件名の細かい作法は退職メールの件名の正解で書いた通り、後任紹介まで件名に入れる。
送る相手の線引き。全取引先には送らない
送る範囲で迷ったら、この2条件で切る。
- 現在進行中の案件がある相手→必須。しかも早めに
- 定期的なやり取り(月1以上)のある相手→送る
- 過去に取引があっただけの相手・年に数回の相手→原則不要。後任からの新任挨拶で足りる
全アドレス帳への一斉送信は、受け取る側の大半にとってノイズになる。挨拶は、あなたの退職が業務に影響する相手への連絡と定義すると、範囲は自然に絞れる。
一斉送信する場合も、宛先はBCCに入れる。取引先のアドレスをTOやCCで晒すのは、挨拶どころか情報管理の事故だ。重要な相手には一斉でなく個別に送り、可能なら電話や訪問を挟むと、最後の印象が一段変わる。
後任未定・自分が最後の1人などの変則パターン
後任が決まっていない。窓口を上司にして送る。「後任は決まり次第、上長の◯◯よりご連絡いたします。それまでのご用件は◯◯(上司のアドレス)までお願いいたします」。宙ぶらりんの状態を作らないことがすべてで、後任の氏名の有無は二の次だ。
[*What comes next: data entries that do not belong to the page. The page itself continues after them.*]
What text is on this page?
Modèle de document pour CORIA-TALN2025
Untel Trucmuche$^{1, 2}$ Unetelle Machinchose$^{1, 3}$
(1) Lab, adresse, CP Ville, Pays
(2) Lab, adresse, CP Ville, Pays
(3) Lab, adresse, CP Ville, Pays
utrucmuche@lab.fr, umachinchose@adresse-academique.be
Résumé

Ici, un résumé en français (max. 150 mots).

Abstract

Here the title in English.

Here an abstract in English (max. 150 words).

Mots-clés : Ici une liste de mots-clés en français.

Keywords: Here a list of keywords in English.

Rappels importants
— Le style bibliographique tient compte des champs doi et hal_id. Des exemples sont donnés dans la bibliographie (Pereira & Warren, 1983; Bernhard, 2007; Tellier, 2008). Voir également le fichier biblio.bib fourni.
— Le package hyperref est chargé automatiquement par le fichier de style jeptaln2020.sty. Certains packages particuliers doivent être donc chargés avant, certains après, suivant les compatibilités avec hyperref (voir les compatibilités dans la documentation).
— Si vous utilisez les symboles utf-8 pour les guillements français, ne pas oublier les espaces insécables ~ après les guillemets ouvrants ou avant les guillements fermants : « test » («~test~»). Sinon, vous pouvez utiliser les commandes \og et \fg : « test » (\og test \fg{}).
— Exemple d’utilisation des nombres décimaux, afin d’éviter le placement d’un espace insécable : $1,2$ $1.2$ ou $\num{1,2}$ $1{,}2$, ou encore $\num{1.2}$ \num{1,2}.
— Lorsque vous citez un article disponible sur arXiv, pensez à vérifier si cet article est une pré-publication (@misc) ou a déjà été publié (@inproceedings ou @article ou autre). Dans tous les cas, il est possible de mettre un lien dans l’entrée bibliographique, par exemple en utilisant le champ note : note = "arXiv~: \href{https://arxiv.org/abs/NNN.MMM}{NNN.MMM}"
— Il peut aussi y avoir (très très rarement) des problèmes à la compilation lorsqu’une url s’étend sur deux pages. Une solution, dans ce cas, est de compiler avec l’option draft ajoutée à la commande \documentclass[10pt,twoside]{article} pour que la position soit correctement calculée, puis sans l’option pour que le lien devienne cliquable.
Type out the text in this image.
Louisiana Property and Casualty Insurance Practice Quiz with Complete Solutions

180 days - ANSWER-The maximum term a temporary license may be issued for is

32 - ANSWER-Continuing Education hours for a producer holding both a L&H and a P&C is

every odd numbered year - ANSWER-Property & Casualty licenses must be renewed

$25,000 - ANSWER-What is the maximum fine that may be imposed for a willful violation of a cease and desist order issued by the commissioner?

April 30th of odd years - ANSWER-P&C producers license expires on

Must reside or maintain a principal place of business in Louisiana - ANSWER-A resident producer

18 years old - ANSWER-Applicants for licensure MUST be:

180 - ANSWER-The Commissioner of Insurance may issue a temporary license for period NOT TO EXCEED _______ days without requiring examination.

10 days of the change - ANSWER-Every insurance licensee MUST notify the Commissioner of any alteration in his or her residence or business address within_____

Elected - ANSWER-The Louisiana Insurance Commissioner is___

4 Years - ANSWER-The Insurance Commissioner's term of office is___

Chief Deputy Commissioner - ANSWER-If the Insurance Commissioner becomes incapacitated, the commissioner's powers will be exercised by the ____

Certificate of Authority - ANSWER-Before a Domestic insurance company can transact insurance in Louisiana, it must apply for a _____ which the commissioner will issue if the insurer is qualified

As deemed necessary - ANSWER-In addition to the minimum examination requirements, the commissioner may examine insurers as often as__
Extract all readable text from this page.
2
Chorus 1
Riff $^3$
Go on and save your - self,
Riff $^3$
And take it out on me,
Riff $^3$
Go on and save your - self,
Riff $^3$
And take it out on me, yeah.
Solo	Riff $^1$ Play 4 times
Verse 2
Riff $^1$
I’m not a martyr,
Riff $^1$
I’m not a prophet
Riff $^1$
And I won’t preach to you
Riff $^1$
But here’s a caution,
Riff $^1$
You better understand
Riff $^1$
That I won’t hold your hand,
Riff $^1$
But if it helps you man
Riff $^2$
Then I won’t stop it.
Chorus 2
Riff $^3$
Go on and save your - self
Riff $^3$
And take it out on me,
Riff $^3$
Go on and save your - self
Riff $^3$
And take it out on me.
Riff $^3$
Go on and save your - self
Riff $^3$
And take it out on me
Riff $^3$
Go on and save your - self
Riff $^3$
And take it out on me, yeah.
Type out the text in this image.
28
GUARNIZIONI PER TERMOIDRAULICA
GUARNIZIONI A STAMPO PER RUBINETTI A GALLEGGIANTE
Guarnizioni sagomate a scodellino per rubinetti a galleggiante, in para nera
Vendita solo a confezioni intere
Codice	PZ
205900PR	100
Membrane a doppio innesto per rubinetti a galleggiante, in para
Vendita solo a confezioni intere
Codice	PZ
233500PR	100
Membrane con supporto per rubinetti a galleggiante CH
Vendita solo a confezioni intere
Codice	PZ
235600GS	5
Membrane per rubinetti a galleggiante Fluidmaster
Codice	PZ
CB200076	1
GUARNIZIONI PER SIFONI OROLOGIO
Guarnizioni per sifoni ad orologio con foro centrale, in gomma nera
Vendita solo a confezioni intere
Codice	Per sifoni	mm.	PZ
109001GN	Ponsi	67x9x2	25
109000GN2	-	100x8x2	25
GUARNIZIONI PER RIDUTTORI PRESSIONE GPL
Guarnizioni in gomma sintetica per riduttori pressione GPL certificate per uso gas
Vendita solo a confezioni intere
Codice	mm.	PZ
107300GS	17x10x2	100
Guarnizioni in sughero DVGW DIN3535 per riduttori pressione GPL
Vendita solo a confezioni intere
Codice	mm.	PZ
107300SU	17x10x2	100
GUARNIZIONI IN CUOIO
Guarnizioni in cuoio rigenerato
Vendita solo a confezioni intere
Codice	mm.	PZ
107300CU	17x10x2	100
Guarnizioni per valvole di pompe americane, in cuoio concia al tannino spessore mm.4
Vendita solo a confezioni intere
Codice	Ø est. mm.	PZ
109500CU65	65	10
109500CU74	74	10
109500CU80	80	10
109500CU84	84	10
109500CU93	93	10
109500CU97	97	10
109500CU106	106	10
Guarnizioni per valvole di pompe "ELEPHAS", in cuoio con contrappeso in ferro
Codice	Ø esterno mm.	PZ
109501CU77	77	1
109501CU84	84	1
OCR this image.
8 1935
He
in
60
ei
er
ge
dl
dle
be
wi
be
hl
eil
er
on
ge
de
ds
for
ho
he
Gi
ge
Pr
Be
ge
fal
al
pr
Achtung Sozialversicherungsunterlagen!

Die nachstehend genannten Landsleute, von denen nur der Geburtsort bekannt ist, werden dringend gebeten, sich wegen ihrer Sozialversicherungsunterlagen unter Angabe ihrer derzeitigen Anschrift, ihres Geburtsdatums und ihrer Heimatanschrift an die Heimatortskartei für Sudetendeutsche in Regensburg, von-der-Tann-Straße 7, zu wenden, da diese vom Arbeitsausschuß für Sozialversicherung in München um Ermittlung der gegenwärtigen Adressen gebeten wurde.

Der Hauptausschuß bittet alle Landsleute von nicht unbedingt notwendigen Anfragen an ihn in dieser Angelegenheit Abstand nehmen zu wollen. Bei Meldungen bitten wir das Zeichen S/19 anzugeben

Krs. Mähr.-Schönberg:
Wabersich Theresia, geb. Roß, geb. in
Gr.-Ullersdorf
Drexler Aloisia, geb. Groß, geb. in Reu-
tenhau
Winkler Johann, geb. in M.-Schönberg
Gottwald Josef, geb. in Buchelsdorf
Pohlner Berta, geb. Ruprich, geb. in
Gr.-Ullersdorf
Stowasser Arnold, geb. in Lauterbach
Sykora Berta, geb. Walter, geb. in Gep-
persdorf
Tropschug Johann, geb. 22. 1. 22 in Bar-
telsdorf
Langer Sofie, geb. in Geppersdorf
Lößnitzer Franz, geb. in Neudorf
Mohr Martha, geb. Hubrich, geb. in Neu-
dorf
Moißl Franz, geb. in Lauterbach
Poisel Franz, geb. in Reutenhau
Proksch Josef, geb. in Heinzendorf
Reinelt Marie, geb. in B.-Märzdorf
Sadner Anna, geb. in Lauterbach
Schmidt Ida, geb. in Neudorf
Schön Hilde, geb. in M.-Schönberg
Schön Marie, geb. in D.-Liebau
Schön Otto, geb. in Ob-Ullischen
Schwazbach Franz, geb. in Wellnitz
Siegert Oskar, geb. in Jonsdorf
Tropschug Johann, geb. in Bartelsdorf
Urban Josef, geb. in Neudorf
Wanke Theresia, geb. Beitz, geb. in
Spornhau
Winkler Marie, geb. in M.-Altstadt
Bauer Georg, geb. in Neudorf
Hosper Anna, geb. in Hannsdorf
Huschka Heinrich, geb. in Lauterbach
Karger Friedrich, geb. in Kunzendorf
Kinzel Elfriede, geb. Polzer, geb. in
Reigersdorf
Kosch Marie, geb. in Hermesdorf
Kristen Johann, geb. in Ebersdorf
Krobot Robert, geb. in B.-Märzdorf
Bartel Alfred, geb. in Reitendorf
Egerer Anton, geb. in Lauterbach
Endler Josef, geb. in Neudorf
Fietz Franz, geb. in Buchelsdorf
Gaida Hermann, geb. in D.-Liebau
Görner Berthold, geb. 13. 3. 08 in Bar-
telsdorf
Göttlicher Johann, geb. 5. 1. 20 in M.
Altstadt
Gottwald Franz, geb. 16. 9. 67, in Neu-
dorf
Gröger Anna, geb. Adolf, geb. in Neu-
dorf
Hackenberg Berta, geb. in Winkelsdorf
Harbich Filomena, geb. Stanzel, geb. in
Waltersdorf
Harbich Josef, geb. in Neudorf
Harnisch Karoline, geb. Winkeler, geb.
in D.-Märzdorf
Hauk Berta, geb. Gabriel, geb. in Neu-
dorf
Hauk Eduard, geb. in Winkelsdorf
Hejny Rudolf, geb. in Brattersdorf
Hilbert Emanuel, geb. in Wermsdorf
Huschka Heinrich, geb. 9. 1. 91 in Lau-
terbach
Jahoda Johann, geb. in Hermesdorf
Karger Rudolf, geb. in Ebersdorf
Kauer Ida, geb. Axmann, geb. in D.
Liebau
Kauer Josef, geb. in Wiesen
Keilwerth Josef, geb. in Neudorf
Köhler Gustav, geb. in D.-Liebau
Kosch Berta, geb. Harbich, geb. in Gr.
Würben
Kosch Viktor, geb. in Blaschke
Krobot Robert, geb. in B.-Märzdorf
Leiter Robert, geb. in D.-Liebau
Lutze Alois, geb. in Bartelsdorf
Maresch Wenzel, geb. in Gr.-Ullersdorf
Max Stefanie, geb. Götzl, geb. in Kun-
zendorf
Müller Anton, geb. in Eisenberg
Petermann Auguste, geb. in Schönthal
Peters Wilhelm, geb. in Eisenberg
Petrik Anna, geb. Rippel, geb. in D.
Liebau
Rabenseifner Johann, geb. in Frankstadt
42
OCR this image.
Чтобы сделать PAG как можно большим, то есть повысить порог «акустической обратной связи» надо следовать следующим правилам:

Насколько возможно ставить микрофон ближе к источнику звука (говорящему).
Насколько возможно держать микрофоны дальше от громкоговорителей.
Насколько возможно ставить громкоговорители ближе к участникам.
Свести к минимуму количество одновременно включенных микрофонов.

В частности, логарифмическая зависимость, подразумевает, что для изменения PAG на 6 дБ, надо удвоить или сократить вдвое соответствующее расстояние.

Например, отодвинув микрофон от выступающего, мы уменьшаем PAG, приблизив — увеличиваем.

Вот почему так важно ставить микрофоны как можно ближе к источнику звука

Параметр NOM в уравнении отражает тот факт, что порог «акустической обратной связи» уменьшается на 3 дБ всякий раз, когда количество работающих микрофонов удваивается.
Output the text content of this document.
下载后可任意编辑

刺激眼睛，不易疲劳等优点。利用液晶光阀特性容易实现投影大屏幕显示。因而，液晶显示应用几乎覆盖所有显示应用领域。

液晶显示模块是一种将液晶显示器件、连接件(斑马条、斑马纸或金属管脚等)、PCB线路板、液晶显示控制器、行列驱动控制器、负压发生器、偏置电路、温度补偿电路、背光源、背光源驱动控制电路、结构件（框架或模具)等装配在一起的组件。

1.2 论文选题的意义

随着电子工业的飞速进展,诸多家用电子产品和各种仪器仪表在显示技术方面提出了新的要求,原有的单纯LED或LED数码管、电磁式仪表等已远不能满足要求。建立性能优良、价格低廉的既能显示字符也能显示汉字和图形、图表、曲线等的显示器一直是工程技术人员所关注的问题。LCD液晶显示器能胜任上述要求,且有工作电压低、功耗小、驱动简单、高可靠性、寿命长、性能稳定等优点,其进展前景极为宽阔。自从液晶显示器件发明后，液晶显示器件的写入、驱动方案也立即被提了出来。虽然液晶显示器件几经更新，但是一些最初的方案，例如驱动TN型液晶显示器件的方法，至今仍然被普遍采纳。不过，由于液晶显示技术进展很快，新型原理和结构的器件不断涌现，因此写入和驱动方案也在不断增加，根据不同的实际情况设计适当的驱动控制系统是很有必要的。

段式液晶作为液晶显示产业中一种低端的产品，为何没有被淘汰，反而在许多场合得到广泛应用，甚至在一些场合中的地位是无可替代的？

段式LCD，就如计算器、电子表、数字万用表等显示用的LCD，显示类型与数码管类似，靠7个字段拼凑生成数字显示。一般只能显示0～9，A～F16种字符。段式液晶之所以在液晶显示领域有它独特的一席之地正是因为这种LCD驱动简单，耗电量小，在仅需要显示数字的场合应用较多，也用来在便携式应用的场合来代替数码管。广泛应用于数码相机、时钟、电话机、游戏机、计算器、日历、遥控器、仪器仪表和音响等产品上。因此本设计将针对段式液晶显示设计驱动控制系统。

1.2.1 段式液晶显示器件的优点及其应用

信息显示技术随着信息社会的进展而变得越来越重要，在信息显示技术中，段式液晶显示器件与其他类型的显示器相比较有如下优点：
自分の退職で取引自体が終わる。その場合も挨拶は送る。「今後の窓口は弊社◯◯部(代表アドレス)にて承ります」と、会社としての連絡先を残す。
返信が来たら。感謝の返信には短く返す。1〜2往復で切り上げていい。「ありがとうございます。残りの期間、引き継ぎに万全を期します」程度で、長いラリーにしないのが双方のためだ。
なお、社外挨拶を送る前に、社内の公表が済んでいることを確認してほしい。取引先経由で社内に退職が伝わる事故は、順番を飛ばした時に起きる。順番の全体は同僚にいつ伝えるかで書いた。
よくある誤解
「社外への挨拶で転職先を伝えるのは誠実さだ」。在職中のメールで転職先を明かすのは、現職の看板で次の営業をする形になりかねず、避けるのが仁義だ。転職先で再び取引の可能性がある相手には、入社後に新しい名刺で挨拶すればいい。
「メールより電話や訪問で全部済ませるべきだ」。重要な相手に電話・訪問を挟むのは良い判断だが、記録が残るメールは併用する。口頭だけの挨拶は、相手社内での共有と後任への引き継ぎ記録に残らない。メールが本体、電話は上乗せと考えると整理しやすい。
よくある質問
担当を外れてから退職まで期間が空きます。挨拶はどちらの時期に送りますか?
担当交代の時点で、交代の挨拶(退職には触れない)を送るのが自然だ。退職の挨拶は、あらためて退職の2〜3週間前に送るか、交代済みで業務影響がなければ省略して構わない。相手にとっての情報価値で判断すればいい。
挨拶メールに、個人の連絡先を書いてもいいですか?
書いても問題はないが、全員向けの一斉メールには書かず、関係を続けたい相手への個別メールでだけ添えるのが品がいい。「今後ともご縁がありましたら」と個人アドレスを書く形だ。全員向けに書くと、社用の挨拶と私的な営業の境目が曖昧になる。